Avec ses riffs acérés et son énergie presque punk, ce titre évoque une forme de nostalgie toxique — celle d’un passé qui n’était pas si lumineux mais auquel on se raccroche par dépit. Le morceau a quelque chose d’immédiat, de brut, presque live.

“Heartware” – La fissure à vif

Peut-être le morceau le plus émotionnel de l’album. Le texte s’attarde sur le sentiment d’être défaillant, technologiquement ou émotionnellement, comme une machine qui s’use de l’intérieur. Musicalement, le morceau se distingue par son groove écrasant et ses changements de dynamique parfaitement placés.

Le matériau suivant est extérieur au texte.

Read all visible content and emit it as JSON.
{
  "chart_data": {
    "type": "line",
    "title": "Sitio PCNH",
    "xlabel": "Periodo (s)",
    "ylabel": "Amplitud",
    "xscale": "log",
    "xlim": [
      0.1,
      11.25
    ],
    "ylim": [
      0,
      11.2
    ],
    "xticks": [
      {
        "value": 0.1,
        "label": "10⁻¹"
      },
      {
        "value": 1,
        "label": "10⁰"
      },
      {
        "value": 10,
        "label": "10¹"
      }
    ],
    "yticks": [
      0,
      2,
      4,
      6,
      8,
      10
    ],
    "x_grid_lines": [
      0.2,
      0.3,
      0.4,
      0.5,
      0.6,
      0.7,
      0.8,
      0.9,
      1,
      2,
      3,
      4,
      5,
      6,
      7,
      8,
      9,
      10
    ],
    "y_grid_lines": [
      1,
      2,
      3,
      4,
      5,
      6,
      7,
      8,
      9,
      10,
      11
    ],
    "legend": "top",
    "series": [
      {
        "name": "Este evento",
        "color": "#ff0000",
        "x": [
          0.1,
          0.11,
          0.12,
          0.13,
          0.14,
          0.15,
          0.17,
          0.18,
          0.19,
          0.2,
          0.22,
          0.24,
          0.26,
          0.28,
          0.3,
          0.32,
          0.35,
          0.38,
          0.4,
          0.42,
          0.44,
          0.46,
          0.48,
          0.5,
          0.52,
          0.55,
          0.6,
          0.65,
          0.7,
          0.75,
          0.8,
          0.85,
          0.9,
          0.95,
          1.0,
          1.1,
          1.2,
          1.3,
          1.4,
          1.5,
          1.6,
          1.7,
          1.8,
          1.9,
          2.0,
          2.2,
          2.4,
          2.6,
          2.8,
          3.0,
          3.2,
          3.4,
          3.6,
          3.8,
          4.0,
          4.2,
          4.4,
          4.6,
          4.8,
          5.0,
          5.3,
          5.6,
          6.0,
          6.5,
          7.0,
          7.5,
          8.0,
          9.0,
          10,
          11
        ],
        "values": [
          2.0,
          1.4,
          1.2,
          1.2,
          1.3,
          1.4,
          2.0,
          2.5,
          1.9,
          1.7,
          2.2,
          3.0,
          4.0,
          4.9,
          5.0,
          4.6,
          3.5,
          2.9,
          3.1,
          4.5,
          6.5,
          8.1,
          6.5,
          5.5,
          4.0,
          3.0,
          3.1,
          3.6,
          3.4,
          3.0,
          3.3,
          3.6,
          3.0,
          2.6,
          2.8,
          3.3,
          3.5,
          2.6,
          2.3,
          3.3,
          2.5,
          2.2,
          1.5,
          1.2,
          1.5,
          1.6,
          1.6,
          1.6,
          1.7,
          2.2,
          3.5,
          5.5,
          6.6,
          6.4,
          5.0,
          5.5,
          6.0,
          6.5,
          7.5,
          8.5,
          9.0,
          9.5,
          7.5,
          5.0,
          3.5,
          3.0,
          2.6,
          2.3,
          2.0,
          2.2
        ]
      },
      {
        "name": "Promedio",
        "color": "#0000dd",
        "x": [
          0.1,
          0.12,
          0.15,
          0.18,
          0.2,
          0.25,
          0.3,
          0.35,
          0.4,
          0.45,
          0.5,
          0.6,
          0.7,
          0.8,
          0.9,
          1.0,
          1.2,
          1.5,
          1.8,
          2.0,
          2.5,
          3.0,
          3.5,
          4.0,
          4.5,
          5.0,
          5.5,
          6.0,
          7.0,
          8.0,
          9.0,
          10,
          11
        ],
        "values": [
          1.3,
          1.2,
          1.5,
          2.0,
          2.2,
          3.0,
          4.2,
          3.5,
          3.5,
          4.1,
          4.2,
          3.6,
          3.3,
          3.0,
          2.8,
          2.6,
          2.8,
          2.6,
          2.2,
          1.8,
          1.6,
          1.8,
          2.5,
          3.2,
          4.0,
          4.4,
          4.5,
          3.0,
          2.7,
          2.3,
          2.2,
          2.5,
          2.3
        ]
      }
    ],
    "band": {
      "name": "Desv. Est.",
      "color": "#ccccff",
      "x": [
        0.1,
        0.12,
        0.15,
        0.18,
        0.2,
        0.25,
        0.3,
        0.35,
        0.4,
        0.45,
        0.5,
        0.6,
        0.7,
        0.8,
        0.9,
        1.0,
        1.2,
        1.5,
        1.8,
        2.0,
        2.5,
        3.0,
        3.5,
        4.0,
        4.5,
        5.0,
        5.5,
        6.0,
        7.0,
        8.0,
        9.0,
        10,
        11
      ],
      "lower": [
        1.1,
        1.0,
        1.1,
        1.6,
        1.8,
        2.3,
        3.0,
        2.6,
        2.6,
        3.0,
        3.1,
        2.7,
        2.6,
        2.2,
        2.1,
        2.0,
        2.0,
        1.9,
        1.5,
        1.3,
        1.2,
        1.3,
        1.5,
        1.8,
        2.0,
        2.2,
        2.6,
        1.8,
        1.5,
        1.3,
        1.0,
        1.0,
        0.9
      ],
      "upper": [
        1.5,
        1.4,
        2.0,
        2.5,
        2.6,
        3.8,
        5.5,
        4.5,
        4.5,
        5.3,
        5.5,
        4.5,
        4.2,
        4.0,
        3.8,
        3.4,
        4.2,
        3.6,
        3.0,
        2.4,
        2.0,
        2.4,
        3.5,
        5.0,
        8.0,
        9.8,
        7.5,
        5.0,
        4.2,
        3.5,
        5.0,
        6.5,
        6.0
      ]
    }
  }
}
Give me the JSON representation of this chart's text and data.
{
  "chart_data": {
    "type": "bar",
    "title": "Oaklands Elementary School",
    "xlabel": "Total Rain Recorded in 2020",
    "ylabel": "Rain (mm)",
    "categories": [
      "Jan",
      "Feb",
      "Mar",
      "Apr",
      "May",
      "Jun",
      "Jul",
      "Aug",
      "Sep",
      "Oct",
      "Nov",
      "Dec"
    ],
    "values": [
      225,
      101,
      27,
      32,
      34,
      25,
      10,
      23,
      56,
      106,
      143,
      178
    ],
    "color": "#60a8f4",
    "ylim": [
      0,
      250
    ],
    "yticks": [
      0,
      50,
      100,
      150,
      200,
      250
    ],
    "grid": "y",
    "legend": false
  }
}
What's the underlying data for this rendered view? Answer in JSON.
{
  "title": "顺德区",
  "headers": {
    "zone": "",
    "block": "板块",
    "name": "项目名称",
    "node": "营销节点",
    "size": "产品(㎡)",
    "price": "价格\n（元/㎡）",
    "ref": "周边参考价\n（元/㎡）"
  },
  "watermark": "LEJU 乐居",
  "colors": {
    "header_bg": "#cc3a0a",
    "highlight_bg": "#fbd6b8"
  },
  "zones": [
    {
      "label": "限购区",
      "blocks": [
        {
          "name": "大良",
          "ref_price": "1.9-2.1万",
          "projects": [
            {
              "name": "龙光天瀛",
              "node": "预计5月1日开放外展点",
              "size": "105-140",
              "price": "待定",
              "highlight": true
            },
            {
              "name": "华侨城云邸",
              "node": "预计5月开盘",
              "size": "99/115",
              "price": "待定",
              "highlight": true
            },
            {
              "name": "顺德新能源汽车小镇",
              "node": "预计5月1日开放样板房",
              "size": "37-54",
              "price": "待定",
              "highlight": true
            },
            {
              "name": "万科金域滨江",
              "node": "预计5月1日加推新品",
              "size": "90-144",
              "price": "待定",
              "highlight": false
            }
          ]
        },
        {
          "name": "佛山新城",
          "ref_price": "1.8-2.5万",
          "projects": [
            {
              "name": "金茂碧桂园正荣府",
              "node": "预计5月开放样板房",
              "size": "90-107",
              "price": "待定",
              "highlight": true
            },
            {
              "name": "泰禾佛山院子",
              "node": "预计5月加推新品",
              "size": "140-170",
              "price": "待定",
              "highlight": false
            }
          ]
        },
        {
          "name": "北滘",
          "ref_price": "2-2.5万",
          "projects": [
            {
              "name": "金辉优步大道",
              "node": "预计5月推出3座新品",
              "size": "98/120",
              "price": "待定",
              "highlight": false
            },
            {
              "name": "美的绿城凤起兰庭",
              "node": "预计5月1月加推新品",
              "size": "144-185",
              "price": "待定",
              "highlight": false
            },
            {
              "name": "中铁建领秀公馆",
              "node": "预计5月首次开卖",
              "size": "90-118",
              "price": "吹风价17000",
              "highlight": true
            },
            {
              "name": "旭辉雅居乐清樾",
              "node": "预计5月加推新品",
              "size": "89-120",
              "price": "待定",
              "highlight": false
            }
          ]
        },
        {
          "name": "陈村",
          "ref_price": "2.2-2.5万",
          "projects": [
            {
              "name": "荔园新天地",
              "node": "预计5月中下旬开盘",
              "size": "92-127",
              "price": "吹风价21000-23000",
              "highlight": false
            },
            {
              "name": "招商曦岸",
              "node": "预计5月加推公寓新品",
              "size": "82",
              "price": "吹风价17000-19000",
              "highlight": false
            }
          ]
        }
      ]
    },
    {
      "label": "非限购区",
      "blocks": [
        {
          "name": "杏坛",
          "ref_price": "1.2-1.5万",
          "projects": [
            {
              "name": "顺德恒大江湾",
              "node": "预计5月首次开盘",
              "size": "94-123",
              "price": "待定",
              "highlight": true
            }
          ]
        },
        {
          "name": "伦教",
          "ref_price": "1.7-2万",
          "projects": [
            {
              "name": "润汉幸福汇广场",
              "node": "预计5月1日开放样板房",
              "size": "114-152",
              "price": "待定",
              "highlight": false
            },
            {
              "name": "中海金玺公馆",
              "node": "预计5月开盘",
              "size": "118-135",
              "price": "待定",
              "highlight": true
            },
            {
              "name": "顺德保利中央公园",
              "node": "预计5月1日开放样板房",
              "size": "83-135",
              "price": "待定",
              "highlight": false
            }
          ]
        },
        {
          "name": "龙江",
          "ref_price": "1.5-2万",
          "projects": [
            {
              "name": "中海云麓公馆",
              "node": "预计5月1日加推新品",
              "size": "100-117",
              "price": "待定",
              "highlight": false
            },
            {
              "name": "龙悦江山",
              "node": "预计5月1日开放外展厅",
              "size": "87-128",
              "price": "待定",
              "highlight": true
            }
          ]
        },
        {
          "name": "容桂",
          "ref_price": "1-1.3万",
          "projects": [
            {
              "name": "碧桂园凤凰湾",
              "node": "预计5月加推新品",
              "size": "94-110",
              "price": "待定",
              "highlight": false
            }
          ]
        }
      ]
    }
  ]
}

“Void Of Function” & “Call Box” – La sortie en chute libre

L’album se referme sur deux pièces qui accentuent le sentiment d’épuisement mental.
“Void Of Function” : dissonance totale, sensation de saturation, texte centré sur la perte de sens.
“Call Box” : une finale plus atmosphérique et paranoïaque, presque claustrophobe, qui laisse l’auditeur vidé mais étrangement apaisé. Fin parfaitement cohérente.

 

Bastard Hymns est un album d’une intensité rare. EXCIDE y combine chaos et introspection, violence et lucidité, cri et confession. Sans chercher à plaire, le groupe signe un disque puissant, dense, et parfaitement ancré dans l’ère moderne du hardcore dissonant.
Les “hymnes bâtards” d’EXCIDE résonnent longtemps après la dernière note : ce sont les chants de celles et ceux qui avancent déchirés, mais debout.